At the end of the last century, Sub-Saharan Africa had less phone fixed lines than Manhattan. Some claimed that the whole continent had less connectivity than Luxembourg, a tiny state even for European standards. Today the situation is changed. There are at least 600 million mobile phones working in the continent, and at least 100 million internet connections. Africa is the world’s fastest-growing region for mobile penetration, with more subscribers than the US or the EU. Africa still lags behind when it comes to access to clean water, a bank account, or electricity; yet, the technology revolution means access to data and to financial services unthinkable just years ago. For governments, it means a new way to overcome bottlenecks, roll out services and achieve development targets.
The Information and Communication Technology (ICT) boom is due to new undersea fibre optic cables, but also to a change of mentality from the side of the public. Inland connectivity is also grown and it has supported a change of awareness in society. Access to phones allows citizens new ways of political participation and the chance to expose corruption, thus supporting democratic reforms. The celebrated Arab Spring could not have happened without mobile phones.
Bitange Ndemo, permanent secretary at Kenya’s Ministry of Information and Communications, is enthusiastic. “There has been a lot of progress in building the infrastructure, developing local content and local applications. Kenya’s IT infrastructure is actually better than most developed countries, and the diffusion of IT in Kenya has been very high,” he says. Ndemo refers to the Open Data Initiative announced in 2011. The government has been working with World Bank support to upload almost all existing government registries. Data on everything from national censuses and exam results, to government expenditure and public service locations – and everything in between – is being digitised. “We’ve made a lot of progress in areas like the judiciary and land registry, and we are now digitising health records – starting with Kenyatta National Hospital and moving onto the district level,” Ndemo explains. Records will provide crucial insights into health trends and support local research.
From 2013, the government will run e-procurement services, which could save it an annual £0.5bn. Add that to the estimated £1bn in potential savings by putting judicial records online, and an additional £2.5bn from efficiency gains within agriculture and the gains become clear.
The ICT revolution is taking hold across the continent. Many countries have had success in implementing so-called integrated financial management information systems. This allows governments to manage their budgets and report revenues. Governments are working with businesses to roll out services that can help overcome constraints such as low agricultural productivity, and the shortage of doctors and teachers. For governments, providing these services means better collaboration, both between ministries and with the private sector. In 2010, South Africa, the continent’s economic powerhouse, declared the ICT sector a top priority. While progress in the field has been uneven, the country’s electronic tax filing systems – managed by South African Revenue Services – is widely recognized as a world class model.

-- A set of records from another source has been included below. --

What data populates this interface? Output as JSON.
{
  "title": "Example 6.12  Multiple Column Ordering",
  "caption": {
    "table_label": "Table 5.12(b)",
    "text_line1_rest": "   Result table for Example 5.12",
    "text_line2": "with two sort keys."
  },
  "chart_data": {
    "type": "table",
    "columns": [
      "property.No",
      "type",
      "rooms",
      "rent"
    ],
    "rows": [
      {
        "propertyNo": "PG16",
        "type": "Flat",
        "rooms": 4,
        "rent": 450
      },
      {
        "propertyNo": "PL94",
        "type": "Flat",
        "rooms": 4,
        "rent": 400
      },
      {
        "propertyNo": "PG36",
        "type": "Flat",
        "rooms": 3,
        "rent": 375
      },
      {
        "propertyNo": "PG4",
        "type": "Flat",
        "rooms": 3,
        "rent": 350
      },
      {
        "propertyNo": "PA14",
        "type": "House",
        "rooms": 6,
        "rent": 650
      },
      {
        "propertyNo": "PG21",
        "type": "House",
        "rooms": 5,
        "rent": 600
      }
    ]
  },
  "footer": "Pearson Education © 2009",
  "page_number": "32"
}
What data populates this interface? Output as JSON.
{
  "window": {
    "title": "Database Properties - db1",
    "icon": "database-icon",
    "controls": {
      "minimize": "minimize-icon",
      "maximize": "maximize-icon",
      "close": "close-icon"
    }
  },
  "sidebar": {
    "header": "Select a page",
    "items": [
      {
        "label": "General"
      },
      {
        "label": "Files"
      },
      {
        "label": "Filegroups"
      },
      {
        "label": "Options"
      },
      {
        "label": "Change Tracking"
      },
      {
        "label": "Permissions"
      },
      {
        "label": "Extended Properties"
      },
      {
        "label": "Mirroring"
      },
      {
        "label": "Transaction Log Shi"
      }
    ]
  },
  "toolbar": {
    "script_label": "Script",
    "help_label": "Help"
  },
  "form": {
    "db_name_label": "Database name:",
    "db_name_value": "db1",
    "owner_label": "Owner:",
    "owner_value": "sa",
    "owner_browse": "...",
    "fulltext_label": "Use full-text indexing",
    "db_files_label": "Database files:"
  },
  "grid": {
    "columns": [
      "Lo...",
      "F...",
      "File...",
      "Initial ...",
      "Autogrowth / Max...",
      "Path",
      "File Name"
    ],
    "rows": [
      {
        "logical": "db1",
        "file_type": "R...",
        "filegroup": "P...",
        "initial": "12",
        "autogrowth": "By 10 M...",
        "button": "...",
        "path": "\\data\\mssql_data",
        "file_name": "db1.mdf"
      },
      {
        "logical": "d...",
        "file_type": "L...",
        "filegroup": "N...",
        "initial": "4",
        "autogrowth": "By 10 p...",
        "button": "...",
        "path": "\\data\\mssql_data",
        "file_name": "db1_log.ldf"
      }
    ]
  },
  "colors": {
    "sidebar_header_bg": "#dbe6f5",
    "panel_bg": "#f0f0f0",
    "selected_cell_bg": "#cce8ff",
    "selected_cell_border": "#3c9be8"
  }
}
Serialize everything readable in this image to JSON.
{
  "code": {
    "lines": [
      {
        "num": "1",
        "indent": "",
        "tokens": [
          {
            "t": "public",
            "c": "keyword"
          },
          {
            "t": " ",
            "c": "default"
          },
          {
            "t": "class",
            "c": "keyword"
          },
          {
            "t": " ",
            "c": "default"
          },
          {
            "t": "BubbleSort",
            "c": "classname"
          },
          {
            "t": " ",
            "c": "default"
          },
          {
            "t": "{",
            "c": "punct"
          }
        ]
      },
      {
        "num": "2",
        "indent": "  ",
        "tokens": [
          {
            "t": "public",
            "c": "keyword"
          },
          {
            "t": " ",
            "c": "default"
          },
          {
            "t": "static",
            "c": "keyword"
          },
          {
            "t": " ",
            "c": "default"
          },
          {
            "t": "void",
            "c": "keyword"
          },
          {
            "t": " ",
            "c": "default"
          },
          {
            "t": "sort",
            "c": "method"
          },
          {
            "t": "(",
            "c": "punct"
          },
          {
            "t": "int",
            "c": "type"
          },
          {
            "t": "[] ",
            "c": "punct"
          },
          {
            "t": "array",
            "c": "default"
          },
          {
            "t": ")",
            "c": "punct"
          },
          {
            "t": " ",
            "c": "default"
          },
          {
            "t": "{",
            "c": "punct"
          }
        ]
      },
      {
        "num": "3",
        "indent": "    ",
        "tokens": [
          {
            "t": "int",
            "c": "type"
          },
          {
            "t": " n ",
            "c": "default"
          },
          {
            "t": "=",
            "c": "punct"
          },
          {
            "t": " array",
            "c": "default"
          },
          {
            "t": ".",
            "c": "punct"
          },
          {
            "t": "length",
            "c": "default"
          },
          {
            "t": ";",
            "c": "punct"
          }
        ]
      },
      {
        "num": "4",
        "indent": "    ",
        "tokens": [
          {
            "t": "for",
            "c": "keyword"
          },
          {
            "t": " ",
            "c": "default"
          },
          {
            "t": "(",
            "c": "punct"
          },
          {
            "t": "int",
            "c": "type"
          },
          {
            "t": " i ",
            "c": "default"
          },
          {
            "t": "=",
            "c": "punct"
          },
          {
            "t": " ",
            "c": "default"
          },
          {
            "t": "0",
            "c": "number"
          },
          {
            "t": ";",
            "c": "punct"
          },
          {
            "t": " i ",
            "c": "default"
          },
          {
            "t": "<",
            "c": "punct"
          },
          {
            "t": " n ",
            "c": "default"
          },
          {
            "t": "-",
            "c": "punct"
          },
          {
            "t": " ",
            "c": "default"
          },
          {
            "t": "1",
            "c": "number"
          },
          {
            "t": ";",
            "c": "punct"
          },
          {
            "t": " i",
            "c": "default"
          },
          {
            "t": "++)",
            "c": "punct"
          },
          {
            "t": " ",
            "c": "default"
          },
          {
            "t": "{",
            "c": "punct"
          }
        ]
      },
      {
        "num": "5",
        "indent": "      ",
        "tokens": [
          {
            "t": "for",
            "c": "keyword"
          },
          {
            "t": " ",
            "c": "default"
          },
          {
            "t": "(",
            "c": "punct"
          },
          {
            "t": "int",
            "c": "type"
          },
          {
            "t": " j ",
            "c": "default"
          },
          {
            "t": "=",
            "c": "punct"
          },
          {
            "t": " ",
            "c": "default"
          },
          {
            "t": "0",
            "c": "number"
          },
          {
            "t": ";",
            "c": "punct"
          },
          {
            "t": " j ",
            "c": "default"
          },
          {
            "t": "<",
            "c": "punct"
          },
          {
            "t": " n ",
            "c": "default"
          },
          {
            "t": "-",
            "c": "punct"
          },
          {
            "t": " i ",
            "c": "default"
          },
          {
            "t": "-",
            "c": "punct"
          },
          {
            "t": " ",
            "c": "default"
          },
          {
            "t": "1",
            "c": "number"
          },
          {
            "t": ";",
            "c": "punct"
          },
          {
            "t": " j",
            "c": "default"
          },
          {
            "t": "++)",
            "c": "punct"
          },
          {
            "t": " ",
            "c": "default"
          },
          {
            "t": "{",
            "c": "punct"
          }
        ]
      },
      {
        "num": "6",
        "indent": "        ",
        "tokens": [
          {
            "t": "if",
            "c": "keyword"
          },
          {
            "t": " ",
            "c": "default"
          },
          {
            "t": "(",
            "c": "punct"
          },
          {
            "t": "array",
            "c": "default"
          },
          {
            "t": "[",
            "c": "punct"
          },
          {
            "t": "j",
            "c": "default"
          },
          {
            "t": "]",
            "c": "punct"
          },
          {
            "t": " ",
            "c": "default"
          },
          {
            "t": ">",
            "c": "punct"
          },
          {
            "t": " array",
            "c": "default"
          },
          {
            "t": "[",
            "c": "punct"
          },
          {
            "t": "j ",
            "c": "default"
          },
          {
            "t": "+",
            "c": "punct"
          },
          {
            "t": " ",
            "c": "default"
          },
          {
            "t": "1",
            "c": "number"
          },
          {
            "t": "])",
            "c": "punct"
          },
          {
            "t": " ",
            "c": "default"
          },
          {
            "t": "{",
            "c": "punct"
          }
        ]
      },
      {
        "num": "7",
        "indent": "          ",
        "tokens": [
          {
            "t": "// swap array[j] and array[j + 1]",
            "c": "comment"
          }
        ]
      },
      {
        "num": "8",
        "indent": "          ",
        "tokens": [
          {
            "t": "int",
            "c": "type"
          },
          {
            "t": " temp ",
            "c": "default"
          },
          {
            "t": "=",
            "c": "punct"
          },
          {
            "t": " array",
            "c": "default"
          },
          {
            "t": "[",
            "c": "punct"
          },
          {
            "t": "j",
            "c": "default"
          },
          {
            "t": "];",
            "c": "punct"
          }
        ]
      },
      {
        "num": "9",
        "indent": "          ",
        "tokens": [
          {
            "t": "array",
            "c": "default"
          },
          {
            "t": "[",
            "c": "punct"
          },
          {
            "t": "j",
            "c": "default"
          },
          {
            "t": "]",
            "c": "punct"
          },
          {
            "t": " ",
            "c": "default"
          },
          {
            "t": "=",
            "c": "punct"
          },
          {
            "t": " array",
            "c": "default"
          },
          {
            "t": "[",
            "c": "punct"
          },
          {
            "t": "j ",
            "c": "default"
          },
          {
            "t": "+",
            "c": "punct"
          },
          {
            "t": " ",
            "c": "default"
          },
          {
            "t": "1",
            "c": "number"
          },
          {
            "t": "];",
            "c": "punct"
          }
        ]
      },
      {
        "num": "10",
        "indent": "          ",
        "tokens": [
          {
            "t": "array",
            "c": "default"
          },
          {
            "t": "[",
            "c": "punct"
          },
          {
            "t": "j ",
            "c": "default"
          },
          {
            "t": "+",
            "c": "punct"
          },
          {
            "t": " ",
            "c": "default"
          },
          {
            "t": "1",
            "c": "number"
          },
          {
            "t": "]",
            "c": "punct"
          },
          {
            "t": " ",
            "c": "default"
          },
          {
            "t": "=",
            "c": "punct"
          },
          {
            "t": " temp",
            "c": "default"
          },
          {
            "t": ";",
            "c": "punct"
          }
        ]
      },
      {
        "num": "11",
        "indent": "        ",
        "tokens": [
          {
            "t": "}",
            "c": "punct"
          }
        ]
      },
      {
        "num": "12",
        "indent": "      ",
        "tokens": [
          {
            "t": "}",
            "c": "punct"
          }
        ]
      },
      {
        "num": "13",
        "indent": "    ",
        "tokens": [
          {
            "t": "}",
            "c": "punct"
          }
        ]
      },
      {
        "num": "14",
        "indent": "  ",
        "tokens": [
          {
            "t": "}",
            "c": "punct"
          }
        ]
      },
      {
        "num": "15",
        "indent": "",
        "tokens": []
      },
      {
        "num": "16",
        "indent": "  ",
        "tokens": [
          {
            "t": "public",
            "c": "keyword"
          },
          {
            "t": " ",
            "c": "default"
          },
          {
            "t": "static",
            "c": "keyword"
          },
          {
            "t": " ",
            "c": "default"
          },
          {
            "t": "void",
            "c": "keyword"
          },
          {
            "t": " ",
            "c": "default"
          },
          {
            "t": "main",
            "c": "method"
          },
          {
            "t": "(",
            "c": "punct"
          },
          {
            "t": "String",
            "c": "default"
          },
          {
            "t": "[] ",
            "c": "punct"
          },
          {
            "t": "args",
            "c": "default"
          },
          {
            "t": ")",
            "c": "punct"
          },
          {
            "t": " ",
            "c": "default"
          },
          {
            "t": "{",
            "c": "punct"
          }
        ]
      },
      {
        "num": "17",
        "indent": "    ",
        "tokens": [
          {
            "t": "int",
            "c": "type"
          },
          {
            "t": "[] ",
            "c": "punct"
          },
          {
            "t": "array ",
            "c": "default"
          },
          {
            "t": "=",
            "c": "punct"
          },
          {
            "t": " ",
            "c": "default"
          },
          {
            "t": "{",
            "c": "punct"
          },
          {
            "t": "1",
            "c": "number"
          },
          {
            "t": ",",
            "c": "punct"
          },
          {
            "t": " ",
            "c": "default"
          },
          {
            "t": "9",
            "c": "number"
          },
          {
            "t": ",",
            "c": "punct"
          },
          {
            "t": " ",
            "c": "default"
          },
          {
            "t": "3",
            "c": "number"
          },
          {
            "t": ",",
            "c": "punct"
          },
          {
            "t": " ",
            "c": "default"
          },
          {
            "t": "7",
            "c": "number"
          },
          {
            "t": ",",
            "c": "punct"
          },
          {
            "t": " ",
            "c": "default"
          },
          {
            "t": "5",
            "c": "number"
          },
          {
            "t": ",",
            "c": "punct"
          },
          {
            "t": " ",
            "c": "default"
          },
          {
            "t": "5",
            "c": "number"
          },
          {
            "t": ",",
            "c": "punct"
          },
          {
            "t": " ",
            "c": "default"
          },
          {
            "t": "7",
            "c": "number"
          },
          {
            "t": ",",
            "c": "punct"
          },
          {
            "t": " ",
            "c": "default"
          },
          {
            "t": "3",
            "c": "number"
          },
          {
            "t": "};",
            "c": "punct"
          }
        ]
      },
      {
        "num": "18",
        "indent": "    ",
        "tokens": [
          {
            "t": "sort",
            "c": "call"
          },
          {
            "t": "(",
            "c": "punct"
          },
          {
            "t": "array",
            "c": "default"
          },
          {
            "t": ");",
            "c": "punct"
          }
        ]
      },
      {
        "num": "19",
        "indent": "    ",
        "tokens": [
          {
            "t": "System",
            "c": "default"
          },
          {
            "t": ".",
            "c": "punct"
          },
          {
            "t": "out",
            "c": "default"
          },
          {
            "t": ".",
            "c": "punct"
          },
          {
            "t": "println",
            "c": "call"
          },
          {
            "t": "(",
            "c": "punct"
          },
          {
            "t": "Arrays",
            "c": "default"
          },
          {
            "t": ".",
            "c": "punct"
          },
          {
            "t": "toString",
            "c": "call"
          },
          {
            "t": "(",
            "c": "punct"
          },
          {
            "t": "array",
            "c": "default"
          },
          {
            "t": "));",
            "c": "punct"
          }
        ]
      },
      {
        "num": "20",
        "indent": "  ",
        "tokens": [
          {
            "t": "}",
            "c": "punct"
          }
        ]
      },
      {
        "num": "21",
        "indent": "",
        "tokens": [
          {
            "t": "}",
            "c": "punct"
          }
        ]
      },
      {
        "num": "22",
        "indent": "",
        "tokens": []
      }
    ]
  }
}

At the Connected Kenya summit last April, Kenya’s ICT Board announced the ambitious plan of making the country one of the top 10 ICT hubs in the world. It would do this through supporting existing local ICT companies and creating 20 new multinational tech companies. The plan might seem far-fetched, but there are positive signs. The government is determined to build a technological hub in Konza, south of the capital. Kenya’s government has also embarked on a project in partnership with IBM, hoping to provide solutions for energy, security and, above all, traffic issues in Nairobi. The group is studying how to use cell phones to pinpoint traffic build ups within Nairobi. The data collected will be used to devise alternative routes, providing that information to the city planners, but also informing traffic police and emergency vehicles in real time.
Again in Kenya, millions of people rely only on rural clinics for their health requirements. Even the easiest check up and test can become a major problem. Today, samples are collected at the clinic, and then shipped to one of five national laboratories; the results are posted back to the clinic. Delivery of results can take weeks, at times it never materializes. Lack of results means poor diagnoses and often leads to the wrong treatment. Kenya’s Ministry of Health is working with the Clinton Health Access Initiative to develop SMS-enabled printers. Tests results will be texted to the head nurse, who will be able to print them at the rural health centre. This will cut waiting time to matter of hours and allow better diagnosis.
Similar developments are springing up across sectors. Agriculture is an area of focus: “Previously we never measured productivity, over-utilisation of the land or productivity drops,” Mr Ndemo says. That is being changed by applications such as M-Farm, a service the World Bank’s Mr Kelly describes as “a kind of Groupon for farmers”, which allows farmers to receive information about market prices, and aggregate to purchase inputs at wholesale value, and find buyers – all via text message. The setup bypasses productivity curbs, such as costly inputs or the middlemen who offer farmers below-market prices for their produce. It is also a monitor for productivity levels. The new technologies could spell the onset of new and sustained development across the continent. Problems remain, not least resistance to change amongst less educated citizens. But mobile technologies and growing connectivity mean a unique opportunity to leapfrog growth constraints. For Africa, the mobile is both a product and a driver of a stronger, wealthier, more engaged society.